A efectos prácticos es sencillo tender a relacionar ambos tipos de museo con la visión decimonónica de los mismos, en que lo importante era exponer una gran cantidad de piezas -dotadas de un contexto- y el único objetivo, la mera contemplación de éstas. En los museos de nueva planta de uno y otro tipo se está intentando cambiar esto, buscando dar dinamismo y ampliar la capacidad didáctica. Si bien es cierto que esto se ha conseguido más fácil y efectivamente en los museos de Arqueología, los museos de nueva creación de Historia (como el Museo de Historia de Arévalo, inaugurado en 2011) están empezando a buscar una cercanía con el visitante, una comunicación directa, con un discurso más didáctico y proponiendo actividades diferentes y conferencias.

Si se presta atención a las fechas de apertura de los museos españoles de Historia, la mayoría tienen más de 20 años lo que provoca en numerosas ocasiones que no se incluyan en las últimas tendencias museográficas -a pesar de las posibles reformas que hayan podido sufrir en la última década.
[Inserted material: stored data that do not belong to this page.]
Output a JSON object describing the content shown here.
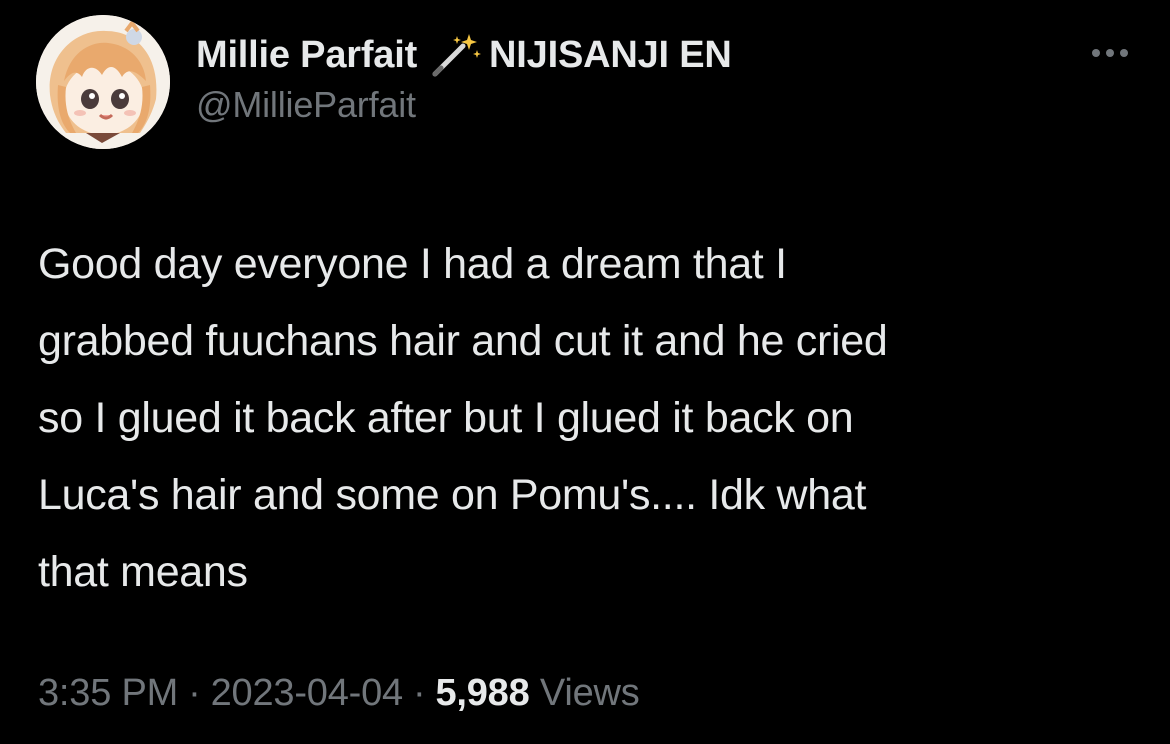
{
  "author": {
    "display_name": "Millie Parfait",
    "affiliation": "NIJISANJI EN",
    "handle": "@MillieParfait",
    "badge_icon": "magic-wand-sparkle-icon",
    "avatar": "anime-girl-avatar"
  },
  "actions": {
    "more_icon": "more-options-dots-icon"
  },
  "tweet": {
    "lines": [
      "Good day everyone I had a dream that I",
      "grabbed fuuchans hair and cut it and he cried",
      "so I glued it back after but I glued it back on",
      "Luca's hair and some on Pomu's.... Idk what",
      "that means"
    ]
  },
  "meta": {
    "time": "3:35 PM",
    "separator": "·",
    "date": "2023-04-04",
    "views_count": "5,988",
    "views_label": "Views"
  },
  "colors": {
    "background": "#000000",
    "primary_text": "#e7e9ea",
    "secondary_text": "#71767b"
  }
}
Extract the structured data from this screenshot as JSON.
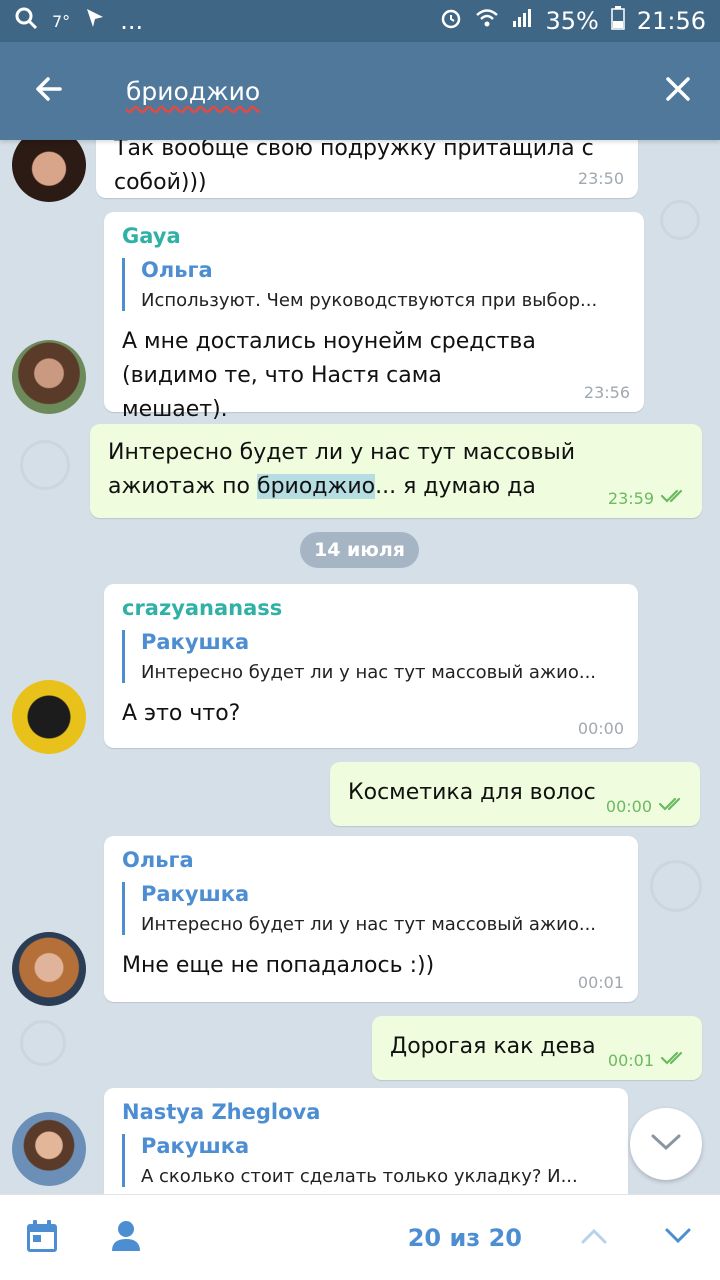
{
  "status_bar": {
    "temperature": "7°",
    "ellipsis": "...",
    "battery": "35%",
    "time": "21:56"
  },
  "header": {
    "search_query": "бриоджио",
    "back_icon": "arrow-left-icon",
    "close_icon": "close-icon"
  },
  "messages": [
    {
      "type": "incoming",
      "text": "Так вообще свою подружку притащила с собой)))",
      "time": "23:50"
    },
    {
      "type": "incoming",
      "sender": "Gaya",
      "sender_color": "#2fb1a6",
      "reply_name": "Ольга",
      "reply_text": "Используют. Чем руководствуются при выбор...",
      "text": "А мне достались ноунейм средства (видимо те, что Настя сама мешает).",
      "time": "23:56"
    },
    {
      "type": "outgoing",
      "text_before": "Интересно будет ли у нас тут массовый ажиотаж по ",
      "highlight": "бриоджио",
      "text_after": "... я думаю да",
      "time": "23:59"
    },
    {
      "type": "date",
      "text": "14 июля"
    },
    {
      "type": "incoming",
      "sender": "crazyananass",
      "sender_color": "#2fb1a6",
      "reply_name": "Ракушка",
      "reply_text": "Интересно будет ли у нас тут массовый ажио...",
      "text": "А это что?",
      "time": "00:00"
    },
    {
      "type": "outgoing",
      "text": "Косметика для волос",
      "time": "00:00"
    },
    {
      "type": "incoming",
      "sender": "Ольга",
      "sender_color": "#4d8ed3",
      "reply_name": "Ракушка",
      "reply_text": "Интересно будет ли у нас тут массовый ажио...",
      "text": "Мне еще не попадалось :))",
      "time": "00:01"
    },
    {
      "type": "outgoing",
      "text": "Дорогая как дева",
      "time": "00:01"
    },
    {
      "type": "incoming",
      "sender": "Nastya Zheglova",
      "sender_color": "#4d8ed3",
      "reply_name": "Ракушка",
      "reply_text": "А сколько стоит сделать только укладку? И...",
      "text": ""
    }
  ],
  "bottom_bar": {
    "counter": "20 из 20",
    "calendar_icon": "calendar-icon",
    "user_icon": "user-icon",
    "up_icon": "chevron-up-icon",
    "down_icon": "chevron-down-icon"
  },
  "colors": {
    "header": "#50789b",
    "status_bar": "#3f6684",
    "accent": "#4d8ed3",
    "outgoing_bubble": "#effdde",
    "chat_background": "#d5dfe8"
  }
}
Esto provoca una fuerte diferencia con los museos de este tipo que se pueden encontrar en el resto de Europa o en Estados Unidos. Poniendo especial atención en el extranjero, se puede observar cómo hay una mayor utilización de los recursos audiovisuales que introducen forzosamente al visitante en la exposición, así como recreaciones táctiles o la formulación de preguntas a lo largo de todo el recorrido que permiten, no solo un aprendizaje durante la visita sino también después puesto que favorecen el debate posterior.
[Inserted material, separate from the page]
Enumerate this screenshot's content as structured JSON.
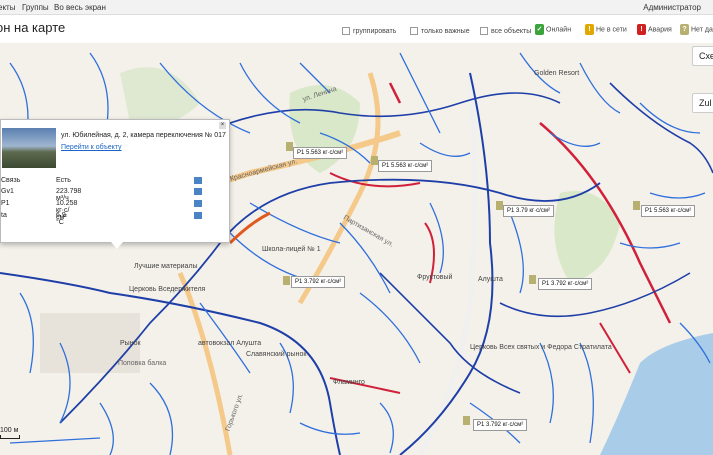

En los museos de Arqueología, donde se encuentra aún una cierta tendencia a mantener un estilo de presentación de las piezas que no siempre crea diálogo puesto que hay muchos que mantienen su tradición fundacional, no siempre se crea un diálogo entre visitante-pieza. La diferencia en esta ocasión con los museos de Historia es que la utilización de maquetas, imágenes, reconstrucciones palpables o incluso las actividades prácticas permiten una mayor inclusión de los visitantes en las explicaciones y desarrollos que el museo trata de plantear. Se encuentran por tanto museos (de nueva planta o que se renuevan incorporando las más recientes técnicas museográficas) que cumplen con el objetivo de educar, mientras que hay otros, más reticentes al cambio que no favorecen el intercambio de ideas ni hacen reflexionar, rompiendo con este objetivo.
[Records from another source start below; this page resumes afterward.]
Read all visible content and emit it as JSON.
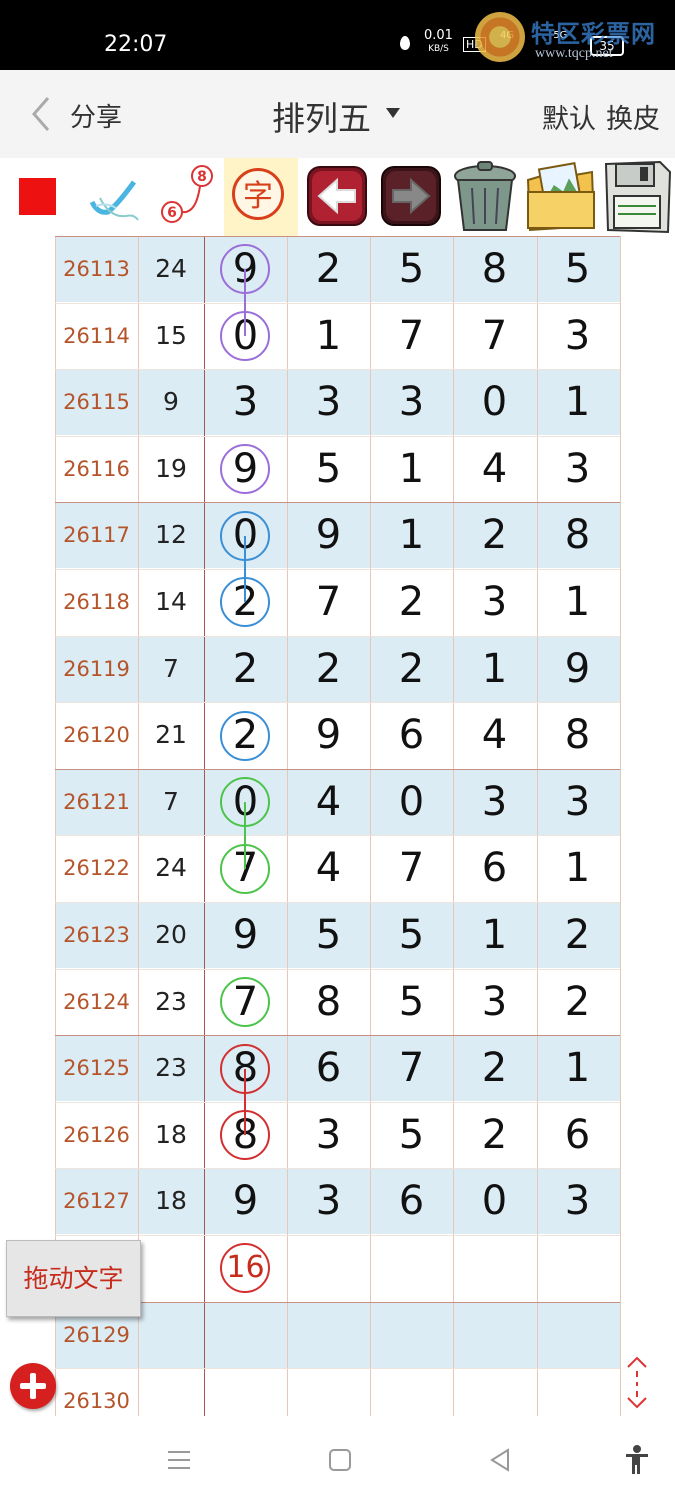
{
  "status_bar": {
    "time": "22:07",
    "net_speed": "0.01",
    "net_unit": "KB/S",
    "hd": "HD",
    "net_type": "4G",
    "net_type2": "5G",
    "battery": "35"
  },
  "watermark": {
    "name": "特区彩票网",
    "url": "www.tqcp.net"
  },
  "header": {
    "share": "分享",
    "title": "排列五",
    "default": "默认",
    "skin": "换皮"
  },
  "toolbar": {
    "zi": "字",
    "connector_top": "8",
    "connector_bottom": "6"
  },
  "rows": [
    {
      "issue": "26113",
      "sum": "24",
      "d": [
        "9",
        "2",
        "5",
        "8",
        "5"
      ]
    },
    {
      "issue": "26114",
      "sum": "15",
      "d": [
        "0",
        "1",
        "7",
        "7",
        "3"
      ]
    },
    {
      "issue": "26115",
      "sum": "9",
      "d": [
        "3",
        "3",
        "3",
        "0",
        "1"
      ]
    },
    {
      "issue": "26116",
      "sum": "19",
      "d": [
        "9",
        "5",
        "1",
        "4",
        "3"
      ]
    },
    {
      "issue": "26117",
      "sum": "12",
      "d": [
        "0",
        "9",
        "1",
        "2",
        "8"
      ]
    },
    {
      "issue": "26118",
      "sum": "14",
      "d": [
        "2",
        "7",
        "2",
        "3",
        "1"
      ]
    },
    {
      "issue": "26119",
      "sum": "7",
      "d": [
        "2",
        "2",
        "2",
        "1",
        "9"
      ]
    },
    {
      "issue": "26120",
      "sum": "21",
      "d": [
        "2",
        "9",
        "6",
        "4",
        "8"
      ]
    },
    {
      "issue": "26121",
      "sum": "7",
      "d": [
        "0",
        "4",
        "0",
        "3",
        "3"
      ]
    },
    {
      "issue": "26122",
      "sum": "24",
      "d": [
        "7",
        "4",
        "7",
        "6",
        "1"
      ]
    },
    {
      "issue": "26123",
      "sum": "20",
      "d": [
        "9",
        "5",
        "5",
        "1",
        "2"
      ]
    },
    {
      "issue": "26124",
      "sum": "23",
      "d": [
        "7",
        "8",
        "5",
        "3",
        "2"
      ]
    },
    {
      "issue": "26125",
      "sum": "23",
      "d": [
        "8",
        "6",
        "7",
        "2",
        "1"
      ]
    },
    {
      "issue": "26126",
      "sum": "18",
      "d": [
        "8",
        "3",
        "5",
        "2",
        "6"
      ]
    },
    {
      "issue": "26127",
      "sum": "18",
      "d": [
        "9",
        "3",
        "6",
        "0",
        "3"
      ]
    },
    {
      "issue": "",
      "sum": "",
      "d": [
        "16",
        "",
        "",
        "",
        ""
      ]
    },
    {
      "issue": "26129",
      "sum": "",
      "d": [
        "",
        "",
        "",
        "",
        ""
      ]
    },
    {
      "issue": "26130",
      "sum": "",
      "d": [
        "",
        "",
        "",
        "",
        ""
      ]
    }
  ],
  "marks": [
    {
      "row": 0,
      "color": "#9b6fd9"
    },
    {
      "row": 1,
      "color": "#9b6fd9"
    },
    {
      "row": 3,
      "color": "#9b6fd9"
    },
    {
      "row": 4,
      "color": "#3a8fd6"
    },
    {
      "row": 5,
      "color": "#3a8fd6"
    },
    {
      "row": 7,
      "color": "#3a8fd6"
    },
    {
      "row": 8,
      "color": "#4cc44c"
    },
    {
      "row": 9,
      "color": "#4cc44c"
    },
    {
      "row": 11,
      "color": "#4cc44c"
    },
    {
      "row": 12,
      "color": "#d23030"
    },
    {
      "row": 13,
      "color": "#d23030"
    },
    {
      "row": 15,
      "color": "#d23030"
    }
  ],
  "links": [
    {
      "from": 0,
      "to": 1,
      "color": "#9b6fd9"
    },
    {
      "from": 4,
      "to": 5,
      "color": "#3a8fd6"
    },
    {
      "from": 8,
      "to": 9,
      "color": "#4cc44c"
    },
    {
      "from": 12,
      "to": 13,
      "color": "#d23030"
    }
  ],
  "float": {
    "drag_label": "拖动文字"
  },
  "colors": {
    "issue": "#b5542a",
    "band": "#dcecf4",
    "accent_red": "#ee1111"
  }
}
Se puede determinar que ha habido un cambio en la mentalidad a la hora de plantear el desarrollo de un museo queriendo acercarse a la educación y al entretenimiento. Sin embargo, los cambios están afectando antes a los museos de Arqueología puesto que se prestan en cierto sentido a una mayor utilización de recursos prácticos. Este cambio, que ha tardado más de lo debido, empieza a extenderse a los museos de Historia, abriendo un nuevo ciclo para todos los museos en cuanto a las posibilidades didácticas. Aunque aún queda mucho por recorrer, se puedd decir que los museos de Arqueología han abierto el camino para una nueva comunicación con el público, al que se están sumando por fin otros tipos de museos.